Can the Minister explain how that sits with Article 46 of the convention, which provides that:

“The High Contracting Parties undertake to abide by the final judgment of the Court in any case to which they are parties”?


If the UK is bound by decisions in cases to which it is party, how can our courts ignore Strasbourg decisions in other cases?

The truth is that the Human Rights Act has worked well for more than 21 years and still does, with great respect to eloquent points made by the noble Lord, Lord Wolfson. It is true that Governments may sometimes resent the Act, a point powerfully made by the noble and learned Lord, Lord Falconer of Thoroton, but then it often suits Governments to override human rights. That is precisely what the Act and the convention are there to prevent.

The Act amply fulfilled its promise to “bring rights home”, enabling litigants here to enforce their convention rights in domestic courts. Can the Minister tell us the Government’s true intention? Is it to repeal the Human Rights Act and replace it with this new Bill of Rights? Will UK residents be entitled to enforce convention rights here or must they travel to Strasbourg once again?

Nor does the Act undermine parliamentary sovereignty. If a court finds a statute incompatible with the convention, it cannot strike it down. It makes a declaration of incompatibility under Section 4. Parliament then usually legislates to remove the incompatibility. Certainly, by Section 3(1) courts must try to read legislation in a way that is compatible with the convention. So they should—we have an international obligation to respect convention rights. The section is sparingly and wisely applied; there is no evidence to the contrary.

We used to have a reputation for respecting our international obligations. This Government have cast that to the winds; witness their disrespect for the Northern Ireland protocol and the refugee convention. Such carelessness betrays a long Conservative history of honouring international obligations.

This Government established the Independent Human Rights Act Review in December 2020, with Sir Peter Gross as chair and a distinguished and varied panel. It was briefed to consider both the relationship between Strasbourg and our domestic courts and the Act’s impact on the constitutional balance between government and judiciary, which is not the one that needs rebalancing, as the noble and learned Lord, Lord Judge, said, supported by the noble and learned Lord, Lord Hope of Craighhead. The review’s report made some detailed recommendations to make the Act work better—unsurprising after 21 years—but by and large the Act received a clean bill of health. The Government now threaten to ditch the review’s findings. In so doing, they appear to ascribe to the British public an ill-informed and frankly bigoted approach to human rights, which I believe seriously misreads the fair-mindedness of the people of this country.

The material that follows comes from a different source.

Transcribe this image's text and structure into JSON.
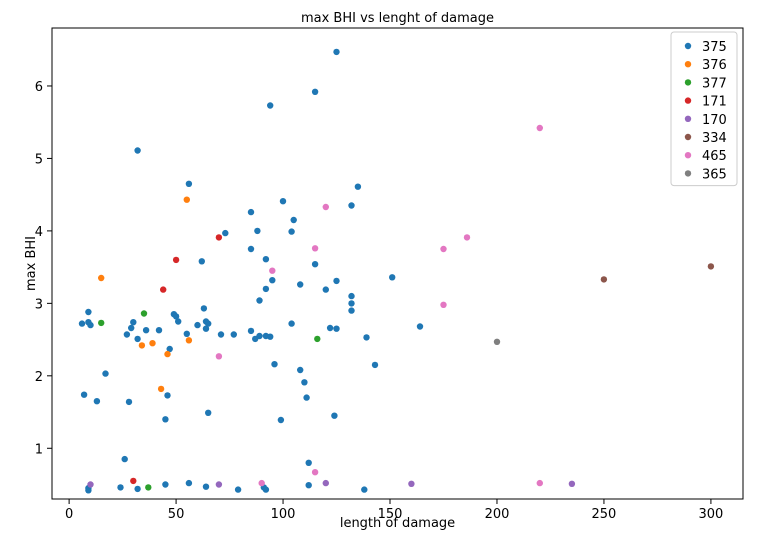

For Liberal Democrats, belief in human rights is at our core. We will defend the Human Rights Act in full and the right of all in the UK to enforce convention rights here. We will do so for everyone, without discrimination or prejudice, because the Act has shown that human rights are for everyone, in matters of education, housing, health, social care and freedom of expression as well, not just undeserving foreigners trying to stay unlawfully in the UK, as the Government seem to imply. I have faith that we will be supported in that campaign, across the House and among the wider public.